Baseball: Philadelphia capture World Series
The Philadelphia Phillies have won the World Series after beating the Tampa Bay Rays in last night's rain-delayed Game Five.
Jayson Werth and Pedro Feliz each drove in a run to beat the Rays 4-3, clinching their first World Series title since 1980 and the second in franchise history.
Relief pitcher JC Romero picked up the win and closer Brad Lidge completed his perfect season with a scoreless ninth inning for Philadelphia, who took the series, four games to one.
"It's honestly very hard to control the emotions right now," Lidge said. "I mean, this is so incredible, I'm so happy to be here. These fans are amazing and my teammates are the best in the world and I couldn't be happier right now.
"I just did everything I could to try and take (my regular season success) into the post-season. I never thought about the alternative. I just felt like I had no fear this year, because I had already been through everything."
With the game tied at 2-2 in the middle of the sixth inning on Monday as rain poured onto the field and showed no signs of letting up, Major League Baseball commissioner Bud Selig decided to suspend the game until the weather cleared.

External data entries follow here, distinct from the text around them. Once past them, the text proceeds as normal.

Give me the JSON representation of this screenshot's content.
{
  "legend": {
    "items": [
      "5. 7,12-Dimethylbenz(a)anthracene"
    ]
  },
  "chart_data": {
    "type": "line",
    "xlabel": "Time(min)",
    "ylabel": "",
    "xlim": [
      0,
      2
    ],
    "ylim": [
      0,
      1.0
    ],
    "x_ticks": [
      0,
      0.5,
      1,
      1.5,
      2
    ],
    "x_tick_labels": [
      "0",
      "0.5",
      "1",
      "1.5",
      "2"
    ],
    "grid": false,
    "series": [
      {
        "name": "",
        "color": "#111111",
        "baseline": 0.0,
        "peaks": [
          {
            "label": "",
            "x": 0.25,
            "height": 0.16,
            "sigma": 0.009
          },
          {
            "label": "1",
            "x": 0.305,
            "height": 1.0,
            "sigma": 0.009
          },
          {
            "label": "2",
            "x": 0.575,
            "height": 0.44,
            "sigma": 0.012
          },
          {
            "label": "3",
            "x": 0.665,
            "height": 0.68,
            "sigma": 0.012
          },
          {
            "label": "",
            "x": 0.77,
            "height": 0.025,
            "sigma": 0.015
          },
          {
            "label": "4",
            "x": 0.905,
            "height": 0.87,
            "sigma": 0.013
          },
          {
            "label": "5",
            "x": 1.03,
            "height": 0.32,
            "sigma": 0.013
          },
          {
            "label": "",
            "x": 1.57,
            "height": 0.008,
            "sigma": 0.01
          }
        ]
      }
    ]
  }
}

The conditions finally became playable on Wednesday, and the Phillies showed absolutely no rust.
"(Manager) Charlie (Manuel) does a great job in keeping us mentally prepared, he has all year long," shortstop Jimmy Rollins said. "And even though we've had a day and a half off, we all went home, with the game still playing in our minds. We never sat down. We had that attitude."
"I think that the lay-off didn't hurt either team," Manuel said.
Tampa Bay manager Joe Maddon was gracious in defeat.
"I want to say congratulations to the Phillies," Maddon said. "(I) look in the mirror and I see us a little bit. They're a lot like us. We're a lot like them. (The Phillies are) truly a wonderful team and deserving to win the World Series."
Cole Hamels, who pitched the first six innings - allowing two runs and five hits while striking out three - on Monday and earned a win in Game One, was named the World Series MVP.
"To come away with a World Series ring is more important to me than an MVP, because truly I'm one of 25 guys on the team," Hamels said. "So I think winning the World Series is a far more greater accomplishment than anything I can do. I feel like a winner now."
It was Victorino's two-run single in the first that put the Phillies on the board on Monday, with RBI hits by Evan Longoria and Carlos Pena accounting for the Rays' runs.
"I don't really feel, as a club, we have anything to be ashamed of," Longoria said. "I think we went out there and represented the American League pretty good and played our best. They just beat us."
"I always though we'd win the World Series," Manuel said. "I knew we could beat anybody in our league, and when I look at my guys, I see our chemistry and our attitude, our makeup, how much we like to play and how much the Philadelphia fans back us.
"I knew we (could) win the World Series."